The United States is no stranger to the steady influx and usage of fossil fuels as a major source of energy. Most of us vaguely understand that this technology, which includes oil, coal and natural gas, is detrimental to our environment and subsequently destructive to the general wellbeing of our communities. However, forcing the break from a source which currently makes up 80 percent of the world’s energy usage is no simple feat. Fossil fuels not only provide a conveniently available and extremely combustible form of energy, but they are relatively cheap compared to the alternatives and controlled by some of the wealthiest companies in the world.
These companies and the industry itself benefit from global subsidies at a vastly higher rate than other industries and are adverse to public interest in most cases. For example, new research released by the International Monetary Fund (IMF) found that fossil fuel companies benefit from $10 million a minute in global subsidies, which is greater than the total health spending of all the world’s governments combined.
As a country, and even more specifically as the generation who will be cleaning up the degradation following the age of fossil fuel usage, we must demand an end to the subsidies that continually make these corporations richer while endangering the lives of our children and our planet. 2011 research showed that emissions from coal plants in China were responsible not only for the abhorrent amount of pollution in the country, but also for nearly quarter of a million premature deaths. One 11-year-old girl was even diagnosed with lung cancer due to the coal-entrenched environment she was living in. The U.S. is on its way to becoming another horror story in terms of fossil-fuel pollution-related deaths and complications.
Putting a stop to subsidies would ensure that we slowly but surely become less dependent on fossil fuels and start to phase them out altogether. Subsidizing the fossil fuel industry is only making it stronger and taking more resources away from countries that could otherwise ensure stronger economies, better health care and improved education systems.
The vast majority of Americans know there are just as many cons as pros of fossil fuel usage. Eventually, these nonrenewable resources will run out. When they do, we must be equipped with a structurally sound framework consisting of low-carbon societies across the globe in order to survive.

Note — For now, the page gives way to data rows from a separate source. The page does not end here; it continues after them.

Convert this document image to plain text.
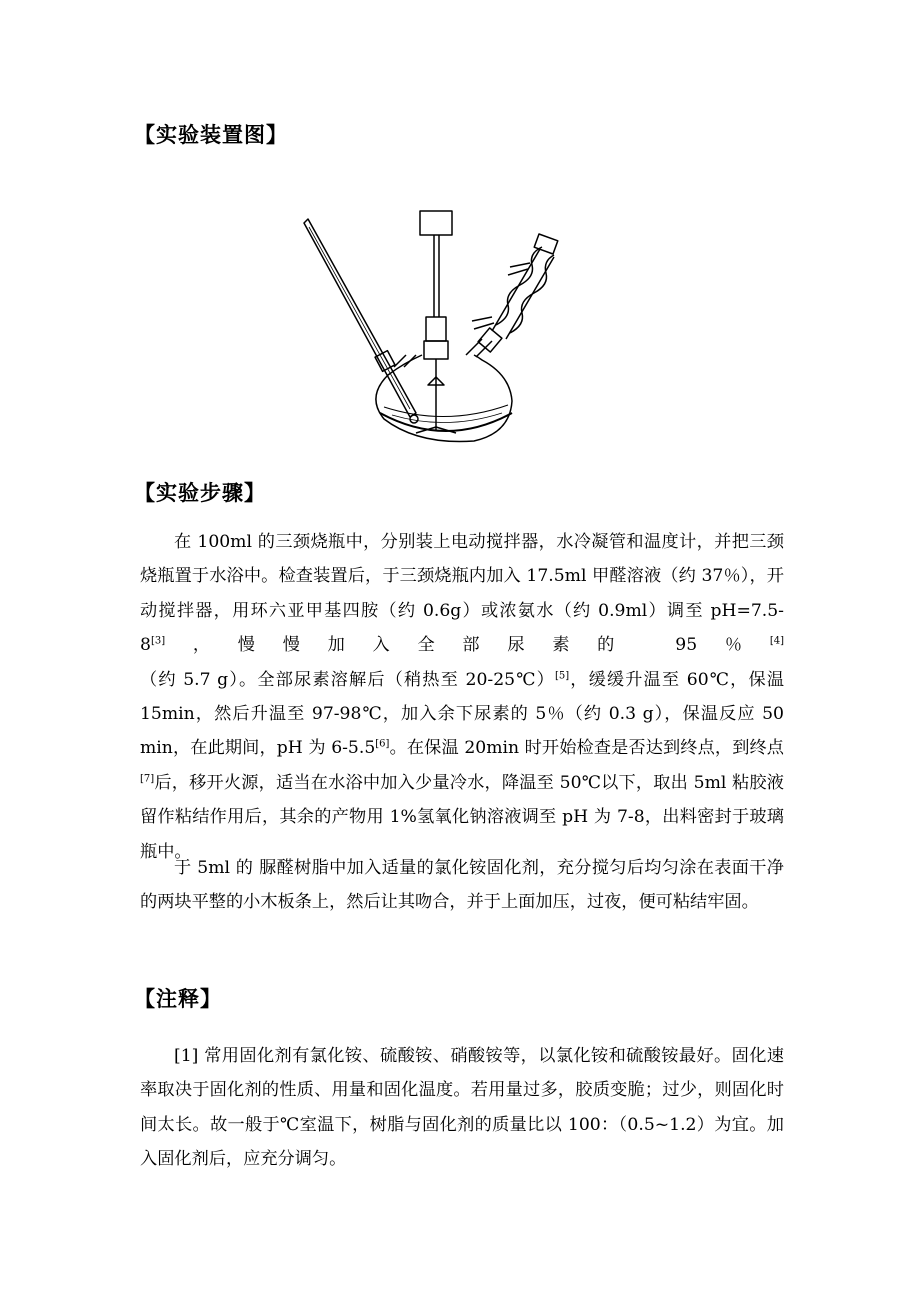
【实验装置图】
【实验步骤】

在 100ml 的三颈烧瓶中，分别装上电动搅拌器，水冷凝管和温度计，并把三颈烧瓶置于水浴中。检查装置后，于三颈烧瓶内加入 17.5ml 甲醛溶液（约 37％），开动搅拌器，用环六亚甲基四胺（约 0.6g）或浓氨水（约 0.9ml）调至 pH=7.5-8[3]，慢慢加入全部尿素的 95％[4]（约 5.7 g）。全部尿素溶解后（稍热至 20-25℃）[5]，缓缓升温至 60℃，保温 15min，然后升温至 97-98℃，加入余下尿素的 5％（约 0.3 g），保温反应 50 min，在此期间，pH 为 6-5.5[6]。在保温 20min 时开始检查是否达到终点，到终点[7]后，移开火源，适当在水浴中加入少量冷水，降温至 50℃以下，取出 5ml 粘胶液留作粘结作用后，其余的产物用 1%氢氧化钠溶液调至 pH 为 7-8，出料密封于玻璃瓶中。

于 5ml 的 脲醛树脂中加入适量的氯化铵固化剂，充分搅匀后均匀涂在表面干净的两块平整的小木板条上，然后让其吻合，并于上面加压，过夜，便可粘结牢固。

【注释】

[1] 常用固化剂有氯化铵、硫酸铵、硝酸铵等，以氯化铵和硫酸铵最好。固化速率取决于固化剂的性质、用量和固化温度。若用量过多，胶质变脆；过少，则固化时间太长。故一般于℃室温下，树脂与固化剂的质量比以 100：（0.5~1.2）为宜。加入固化剂后，应充分调匀。
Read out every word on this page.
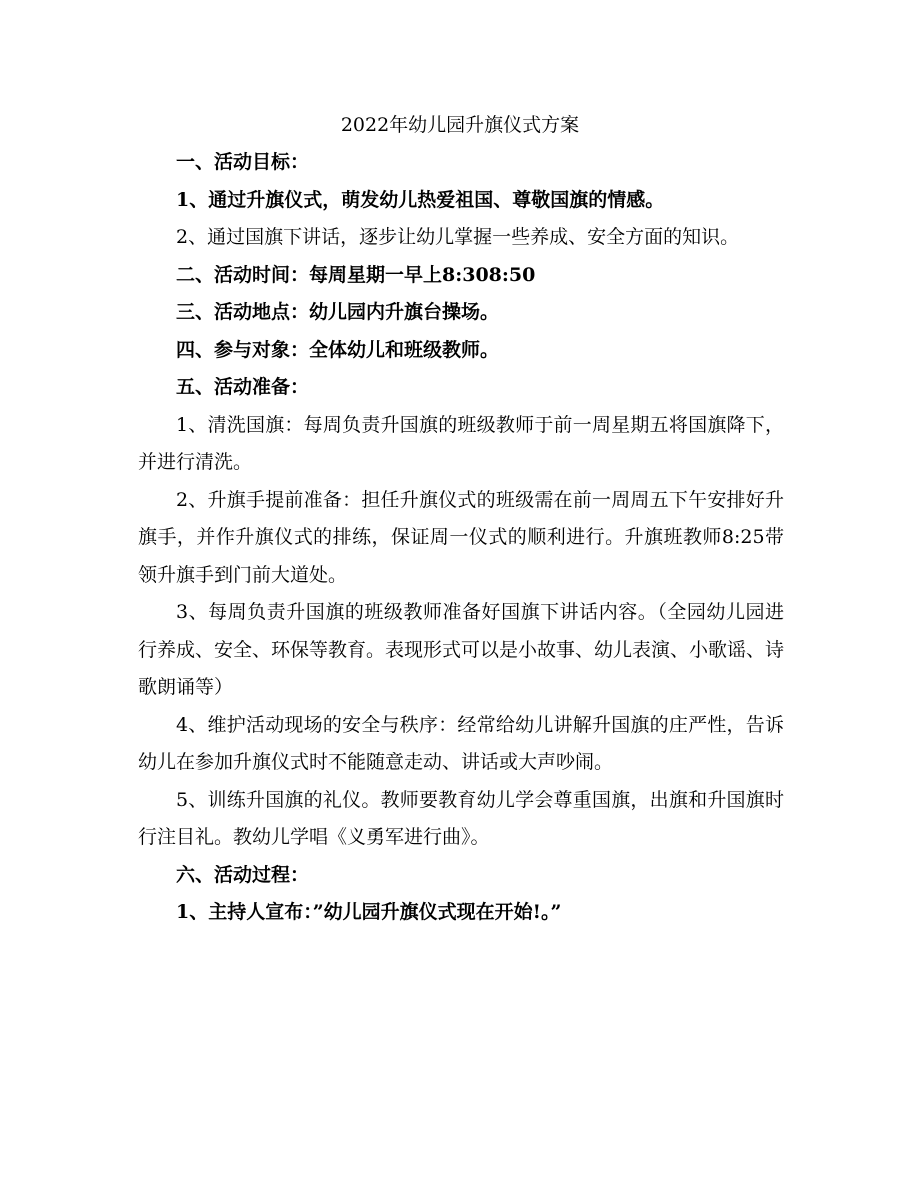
2022年幼儿园升旗仪式方案

一、活动目标：

1、通过升旗仪式，萌发幼儿热爱祖国、尊敬国旗的情感。

2、通过国旗下讲话，逐步让幼儿掌握一些养成、安全方面的知识。

二、活动时间：每周星期一早上8:308:50

三、活动地点：幼儿园内升旗台操场。

四、参与对象：全体幼儿和班级教师。

五、活动准备：

1、清洗国旗：每周负责升国旗的班级教师于前一周星期五将国旗降下，并进行清洗。

2、升旗手提前准备：担任升旗仪式的班级需在前一周周五下午安排好升旗手，并作升旗仪式的排练，保证周一仪式的顺利进行。升旗班教师8:25带领升旗手到门前大道处。

3、每周负责升国旗的班级教师准备好国旗下讲话内容。（全园幼儿园进行养成、安全、环保等教育。表现形式可以是小故事、幼儿表演、小歌谣、诗歌朗诵等）

4、维护活动现场的安全与秩序：经常给幼儿讲解升国旗的庄严性，告诉幼儿在参加升旗仪式时不能随意走动、讲话或大声吵闹。

5、训练升国旗的礼仪。教师要教育幼儿学会尊重国旗，出旗和升国旗时行注目礼。教幼儿学唱《义勇军进行曲》。

六、活动过程：

1、主持人宣布：”幼儿园升旗仪式现在开始!。”
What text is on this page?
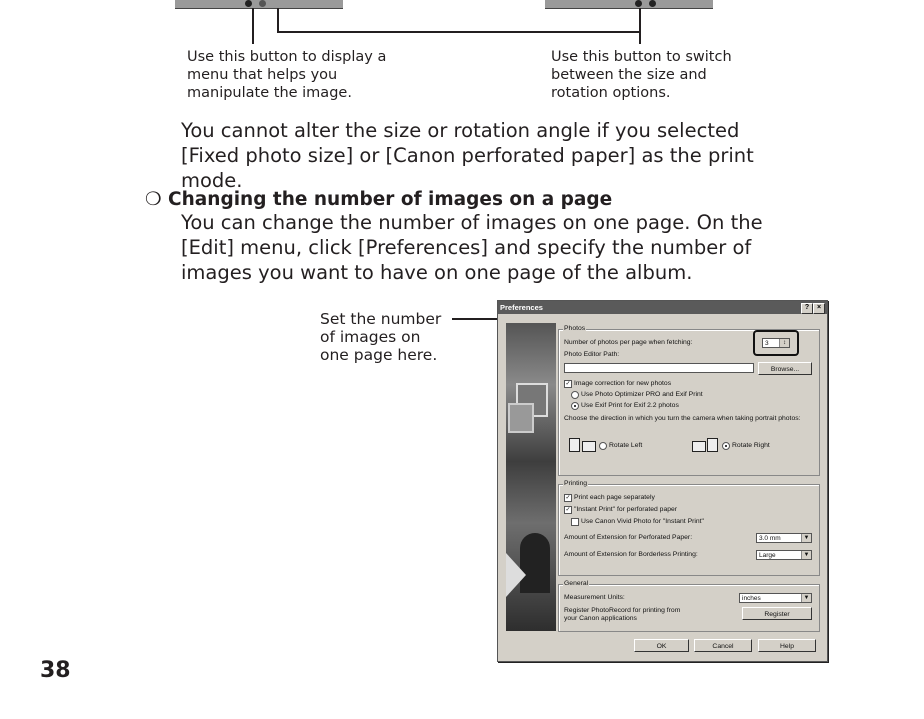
Use this button to display a
menu that helps you
manipulate the image.
Use this button to switch
between the size and
rotation options.
You cannot alter the size or rotation angle if you selected [Fixed photo size] or [Canon perforated paper] as the print mode.
❍ Changing the number of images on a page
You can change the number of images on one page. On the [Edit] menu, click [Preferences] and specify the number of images you want to have on one page of the album.
Set the number
of images on
one page here.
38
Preferences	?	×
Photos
Number of photos per page when fetching:	3	↕
Photo Editor Path:
Browse...
✓ Image correction for new photos
Use Photo Optimizer PRO and Exif Print
Use Exif Print for Exif 2.2 photos
Choose the direction in which you turn the camera when taking portrait photos:
Rotate Left	Rotate Right
Printing
✓ Print each page separately
✓ "Instant Print" for perforated paper
Use Canon Vivid Photo for "Instant Print"
Amount of Extension for Perforated Paper:	3.0 mm	▼
Amount of Extension for Borderless Printing:	Large	▼
General
Measurement Units:	inches	▼
Register PhotoRecord for printing from your Canon applications
Register
OK	Cancel	Help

Besides the environmental damage avoided with the advent of hydro- and solar-power, moving from a fossil fuel-based society to a renewable energy-based society will ensure that the massive corporations are not able to exploit and manipulate individuals in need in order to further their own agenda. Peabody Energy, the world’s largest privately-owned coal company, is an example of how excess wealth can strip compassion and integrity from corporations.
The company recently promoted its product as a solution to Africa’s Ebola crisis, trying to make a profit of the 11,000 deaths (and counting) that have devastated numerous countries across the continent. Trying to liken increased electricity to an actual solution (such as a vaccine) was a crude way for Peabody to sell themselves during such a sensitive time, and many world health organizations have condemned the move. The intense greed shown in this situation further corroborates the need to break away from this industry in which corporate greed flourishes with no foreseeable end. Funds should be generously allocated to industries which will ensure a healthy future, not prevent one.